Because a sugary beverage always helps, right?  You’ve been in a hot chocolate phase lately for some reason, despite the hot and muggy weather, so hot chocolate with fancy whipped cream and sprinkles was a good distraction for you.  You desperately want to do everything Miles does, but this was a big-kids-only playdate, and I didn’t want you to feel like you got totally left out.  It was fun having some special time with you anyway.  You’re a good conversationalist.

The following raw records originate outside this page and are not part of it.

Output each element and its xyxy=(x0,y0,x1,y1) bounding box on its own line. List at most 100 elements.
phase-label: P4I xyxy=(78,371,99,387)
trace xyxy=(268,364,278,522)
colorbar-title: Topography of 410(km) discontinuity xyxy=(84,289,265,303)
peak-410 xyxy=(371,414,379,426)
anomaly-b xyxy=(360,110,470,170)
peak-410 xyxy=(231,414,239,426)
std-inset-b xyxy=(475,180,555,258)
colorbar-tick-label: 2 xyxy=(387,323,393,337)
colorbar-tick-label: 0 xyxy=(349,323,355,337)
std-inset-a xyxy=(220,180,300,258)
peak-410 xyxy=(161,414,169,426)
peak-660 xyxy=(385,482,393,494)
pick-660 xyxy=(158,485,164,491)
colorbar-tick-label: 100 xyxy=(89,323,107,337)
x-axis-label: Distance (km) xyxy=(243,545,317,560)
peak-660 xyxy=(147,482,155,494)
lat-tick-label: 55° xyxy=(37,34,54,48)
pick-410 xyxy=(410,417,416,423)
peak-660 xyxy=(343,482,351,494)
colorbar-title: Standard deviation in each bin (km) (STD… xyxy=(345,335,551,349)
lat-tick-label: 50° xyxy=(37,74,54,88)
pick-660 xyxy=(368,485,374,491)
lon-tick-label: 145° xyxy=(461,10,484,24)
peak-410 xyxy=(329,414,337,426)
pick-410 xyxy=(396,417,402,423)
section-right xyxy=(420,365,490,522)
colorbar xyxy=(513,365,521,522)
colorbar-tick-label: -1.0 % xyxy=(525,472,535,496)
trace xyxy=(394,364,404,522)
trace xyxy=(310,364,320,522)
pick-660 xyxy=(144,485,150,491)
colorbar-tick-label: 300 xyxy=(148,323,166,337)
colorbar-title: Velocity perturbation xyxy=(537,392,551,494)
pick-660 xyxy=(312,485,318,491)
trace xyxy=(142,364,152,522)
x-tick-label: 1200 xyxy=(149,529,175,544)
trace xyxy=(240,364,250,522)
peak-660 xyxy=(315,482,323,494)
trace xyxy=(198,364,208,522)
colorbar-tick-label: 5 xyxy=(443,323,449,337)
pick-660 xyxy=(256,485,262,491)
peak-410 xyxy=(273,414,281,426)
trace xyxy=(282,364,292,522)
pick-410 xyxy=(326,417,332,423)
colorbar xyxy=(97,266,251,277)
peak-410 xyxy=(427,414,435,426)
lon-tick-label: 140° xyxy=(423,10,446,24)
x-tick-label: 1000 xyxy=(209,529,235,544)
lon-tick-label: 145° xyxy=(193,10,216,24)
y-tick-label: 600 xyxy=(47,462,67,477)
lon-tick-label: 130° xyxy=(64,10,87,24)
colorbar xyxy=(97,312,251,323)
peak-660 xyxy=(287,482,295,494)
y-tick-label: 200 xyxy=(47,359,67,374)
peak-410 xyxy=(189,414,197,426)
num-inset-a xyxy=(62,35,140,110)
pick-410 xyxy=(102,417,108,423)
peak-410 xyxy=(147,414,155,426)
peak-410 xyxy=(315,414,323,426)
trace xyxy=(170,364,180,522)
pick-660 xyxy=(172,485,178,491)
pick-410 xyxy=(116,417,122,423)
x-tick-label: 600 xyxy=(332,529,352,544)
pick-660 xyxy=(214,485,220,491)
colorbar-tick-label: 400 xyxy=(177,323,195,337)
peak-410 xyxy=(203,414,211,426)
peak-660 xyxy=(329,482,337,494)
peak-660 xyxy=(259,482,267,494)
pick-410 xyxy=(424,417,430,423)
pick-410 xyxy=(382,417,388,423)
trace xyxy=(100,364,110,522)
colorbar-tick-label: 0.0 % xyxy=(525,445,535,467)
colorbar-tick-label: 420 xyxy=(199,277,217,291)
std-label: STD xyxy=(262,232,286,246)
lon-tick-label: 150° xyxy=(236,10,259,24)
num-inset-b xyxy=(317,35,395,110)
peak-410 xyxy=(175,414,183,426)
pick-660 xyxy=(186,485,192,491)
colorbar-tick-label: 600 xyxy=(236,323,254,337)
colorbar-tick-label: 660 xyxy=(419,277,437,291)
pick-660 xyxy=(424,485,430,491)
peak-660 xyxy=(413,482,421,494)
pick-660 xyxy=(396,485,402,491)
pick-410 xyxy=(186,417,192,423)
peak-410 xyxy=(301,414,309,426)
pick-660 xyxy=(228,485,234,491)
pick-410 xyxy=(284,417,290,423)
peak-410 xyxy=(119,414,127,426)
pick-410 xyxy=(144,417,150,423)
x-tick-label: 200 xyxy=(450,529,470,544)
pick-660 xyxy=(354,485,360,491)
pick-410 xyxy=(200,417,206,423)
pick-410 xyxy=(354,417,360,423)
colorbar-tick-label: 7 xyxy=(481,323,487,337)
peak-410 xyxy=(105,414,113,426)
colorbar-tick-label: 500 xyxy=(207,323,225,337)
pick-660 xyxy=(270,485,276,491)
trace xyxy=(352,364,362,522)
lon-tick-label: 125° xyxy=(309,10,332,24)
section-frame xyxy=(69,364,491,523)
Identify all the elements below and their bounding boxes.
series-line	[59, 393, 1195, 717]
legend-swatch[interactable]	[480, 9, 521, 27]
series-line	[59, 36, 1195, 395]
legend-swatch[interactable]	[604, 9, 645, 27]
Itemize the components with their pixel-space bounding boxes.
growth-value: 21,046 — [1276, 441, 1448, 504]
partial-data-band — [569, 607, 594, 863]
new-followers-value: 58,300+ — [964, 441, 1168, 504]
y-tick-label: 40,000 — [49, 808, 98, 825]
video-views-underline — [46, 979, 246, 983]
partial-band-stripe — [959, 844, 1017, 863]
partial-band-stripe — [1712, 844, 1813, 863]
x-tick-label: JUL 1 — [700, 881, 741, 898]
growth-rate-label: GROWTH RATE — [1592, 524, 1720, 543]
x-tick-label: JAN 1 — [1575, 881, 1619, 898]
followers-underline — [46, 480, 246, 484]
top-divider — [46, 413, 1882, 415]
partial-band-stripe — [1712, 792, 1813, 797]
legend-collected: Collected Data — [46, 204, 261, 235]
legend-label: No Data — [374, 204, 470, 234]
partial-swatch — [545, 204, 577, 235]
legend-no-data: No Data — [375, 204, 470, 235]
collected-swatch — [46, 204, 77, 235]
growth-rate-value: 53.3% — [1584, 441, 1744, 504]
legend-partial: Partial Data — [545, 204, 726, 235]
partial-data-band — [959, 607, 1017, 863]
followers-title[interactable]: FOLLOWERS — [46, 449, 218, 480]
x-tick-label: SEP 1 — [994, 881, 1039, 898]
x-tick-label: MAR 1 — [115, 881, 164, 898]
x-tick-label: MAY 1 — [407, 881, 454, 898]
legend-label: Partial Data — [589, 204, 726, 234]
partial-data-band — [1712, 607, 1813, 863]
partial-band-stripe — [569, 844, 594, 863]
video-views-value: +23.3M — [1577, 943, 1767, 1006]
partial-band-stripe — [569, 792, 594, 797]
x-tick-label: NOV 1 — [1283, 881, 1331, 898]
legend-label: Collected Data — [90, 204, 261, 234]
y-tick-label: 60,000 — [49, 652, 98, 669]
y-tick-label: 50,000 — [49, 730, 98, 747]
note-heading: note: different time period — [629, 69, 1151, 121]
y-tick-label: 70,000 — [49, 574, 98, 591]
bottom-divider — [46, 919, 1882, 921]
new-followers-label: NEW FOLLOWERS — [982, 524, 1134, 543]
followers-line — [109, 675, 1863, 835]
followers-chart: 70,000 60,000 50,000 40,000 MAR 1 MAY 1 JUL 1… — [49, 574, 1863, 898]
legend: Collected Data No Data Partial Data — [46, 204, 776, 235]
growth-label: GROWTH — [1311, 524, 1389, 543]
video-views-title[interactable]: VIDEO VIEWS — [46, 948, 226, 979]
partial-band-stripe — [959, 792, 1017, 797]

Our days lately have consisted of running errands, doing projects, taking showers, watching Scooby Doo , and reading books from the Tacky the Penguin series.  You love everything water—I only get to shower by myself on weekends nowadays when your dad can distract you.  Often you want to take a shower with me followed immediately by a bath after I get out, which is fine because it keeps you busy while I get ready.  You also love swimming, and you’re doing well in your swimming lessons.  We had a brief and unexpected trip out of town earlier this week for a funeral, and you about lost your mind when we only got to go swimming at the hotel pool once.  The injustice!

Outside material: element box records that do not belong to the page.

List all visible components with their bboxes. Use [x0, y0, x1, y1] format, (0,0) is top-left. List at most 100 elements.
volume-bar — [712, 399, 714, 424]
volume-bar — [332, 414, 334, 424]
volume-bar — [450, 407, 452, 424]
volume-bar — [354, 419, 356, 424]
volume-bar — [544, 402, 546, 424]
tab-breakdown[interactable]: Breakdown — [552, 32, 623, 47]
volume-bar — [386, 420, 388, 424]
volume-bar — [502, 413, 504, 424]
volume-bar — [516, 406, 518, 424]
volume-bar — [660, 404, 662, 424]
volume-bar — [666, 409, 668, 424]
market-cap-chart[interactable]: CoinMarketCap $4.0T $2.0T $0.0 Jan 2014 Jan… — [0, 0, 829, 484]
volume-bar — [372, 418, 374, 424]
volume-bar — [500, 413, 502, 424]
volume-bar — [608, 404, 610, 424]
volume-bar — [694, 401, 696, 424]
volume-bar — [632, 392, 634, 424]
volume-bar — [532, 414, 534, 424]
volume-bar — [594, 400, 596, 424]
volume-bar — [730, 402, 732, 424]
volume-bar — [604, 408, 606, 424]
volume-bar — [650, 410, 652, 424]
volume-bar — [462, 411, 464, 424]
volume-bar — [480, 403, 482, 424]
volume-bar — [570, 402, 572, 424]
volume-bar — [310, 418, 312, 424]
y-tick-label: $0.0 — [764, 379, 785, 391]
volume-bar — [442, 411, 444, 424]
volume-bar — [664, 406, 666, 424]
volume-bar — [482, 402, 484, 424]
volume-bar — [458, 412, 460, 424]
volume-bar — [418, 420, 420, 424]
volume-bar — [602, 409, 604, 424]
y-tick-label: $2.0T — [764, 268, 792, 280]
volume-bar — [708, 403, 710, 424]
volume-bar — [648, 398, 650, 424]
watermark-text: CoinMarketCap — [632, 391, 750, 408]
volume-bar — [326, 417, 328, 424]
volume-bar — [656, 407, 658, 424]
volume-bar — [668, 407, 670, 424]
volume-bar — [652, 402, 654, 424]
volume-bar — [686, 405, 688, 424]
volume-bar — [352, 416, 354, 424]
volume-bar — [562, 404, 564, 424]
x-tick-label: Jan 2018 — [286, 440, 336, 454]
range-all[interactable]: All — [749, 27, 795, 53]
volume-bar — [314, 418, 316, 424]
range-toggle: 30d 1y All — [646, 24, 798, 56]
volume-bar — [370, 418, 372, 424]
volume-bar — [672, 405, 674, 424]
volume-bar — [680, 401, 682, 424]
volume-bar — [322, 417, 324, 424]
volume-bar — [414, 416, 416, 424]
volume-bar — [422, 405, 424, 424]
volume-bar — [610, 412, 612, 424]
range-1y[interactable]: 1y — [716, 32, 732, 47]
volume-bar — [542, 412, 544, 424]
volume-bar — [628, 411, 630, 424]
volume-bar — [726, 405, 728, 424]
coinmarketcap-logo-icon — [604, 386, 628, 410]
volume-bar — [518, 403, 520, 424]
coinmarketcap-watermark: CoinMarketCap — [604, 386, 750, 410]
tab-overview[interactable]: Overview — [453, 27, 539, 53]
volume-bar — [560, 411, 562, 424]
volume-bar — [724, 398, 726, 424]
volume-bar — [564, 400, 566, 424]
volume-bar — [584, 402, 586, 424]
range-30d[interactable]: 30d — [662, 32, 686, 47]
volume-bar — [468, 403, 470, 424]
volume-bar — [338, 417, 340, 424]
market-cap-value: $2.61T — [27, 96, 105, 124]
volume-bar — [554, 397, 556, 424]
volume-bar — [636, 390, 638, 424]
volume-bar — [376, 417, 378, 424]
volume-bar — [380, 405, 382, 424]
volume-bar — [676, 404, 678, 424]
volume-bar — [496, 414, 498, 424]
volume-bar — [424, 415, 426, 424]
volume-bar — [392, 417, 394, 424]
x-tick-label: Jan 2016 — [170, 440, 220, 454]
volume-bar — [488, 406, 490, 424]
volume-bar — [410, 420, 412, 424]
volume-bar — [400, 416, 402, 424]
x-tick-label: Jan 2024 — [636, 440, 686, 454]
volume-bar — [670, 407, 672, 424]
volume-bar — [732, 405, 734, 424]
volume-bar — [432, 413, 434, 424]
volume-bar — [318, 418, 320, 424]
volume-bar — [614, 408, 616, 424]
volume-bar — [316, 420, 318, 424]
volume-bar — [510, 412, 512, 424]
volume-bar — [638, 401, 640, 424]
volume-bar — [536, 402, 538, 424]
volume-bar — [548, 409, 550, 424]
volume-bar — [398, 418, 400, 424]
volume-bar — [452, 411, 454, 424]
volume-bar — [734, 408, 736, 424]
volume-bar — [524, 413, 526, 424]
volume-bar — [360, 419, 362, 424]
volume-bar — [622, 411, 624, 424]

The funeral was for your dad’s surrogate grandmother, Ellen Carl.  She was his uncle Paul’s mother, so not a blood relative, but she was a frequent figure in his youth.  I didn’t know her as well as your dad did, of course, but in the twelve years or so that I’ve been attending family gatherings, I’d grown quite fond of her too.  What I admired most about her was that she just did what she needed to do—no fuss, no big deal, but she always got things done.  She biked and walked where she needed to go and did it on her own schedule.  She was a nurse, and then when she reached an age when most people think about reducing hours or retiring, she continued her education to become a Physician’s Assistant.  She was also a divorced person in a time when a lot of women didn’t feel they had the right to leave a bad marriage.  I’m no great fan of divorce in general, but knowing Ellen, I’m sure she carefully weighed the situation and did what she needed to do.  She didn’t let societal expectations keep her down.

That’s something I see in you, Tobin, and I hope you can take inspiration from Ellen’s story.  You’re a lot more dramatic than she was, but that may mellow as you age.  I took you to the nursery in the church because you were having a hard time being quiet during the service.  At one point you were playing with a baby doll, and I asked you what your baby’s name was.  “New Ellen,” you told me.  That’s you all over, Tobes.  In your best moments, you’re observant and thoughtful and heart-swellingly sweet.  Not every moment is your best (c.f. bedtime as documented below), but you’re still pretty cool to have around.

You love outside time, including a recent playground playdate with your friend Ben.  You and Miles and often Callum go to our neighborhood park pretty much every night with pleasant weather, and that’s always the highlight of your day.  You’ve been having fun riding your Strider bike and supporting Miles in his efforts toward biking without training wheels.  You always come in with super-compressed, sweaty curls mashed into your skull by your helmet.

As happens to all of us, but to some of us more than others, you get pretty emotional and difficult when you’re tired.  The topic of last night’s meltdown was the fact that we only stayed in the hotel one night.  Never mind that we’ll be spending two nights in that very hotel later this summer for a family reunion.  Never mind that in just a couple of weeks we’re going on vacation, which will mean a whole week in hotels.  Logic doesn’t work on you when you’re worn out and grumpy.  Then you’re obnoxious to Miles (who, in a “can’t live with him, can’t live without him” conundrum, insists on lying in bed with you until you fall asleep).  Fortunately, a good night’s sleep always resets your brain, and by morning you’re ready to be a nice person again:  a “New Tobin,” perhaps.

Enjoy the rest of your sprinkly summer, my little Tobin.  You make me good-tired.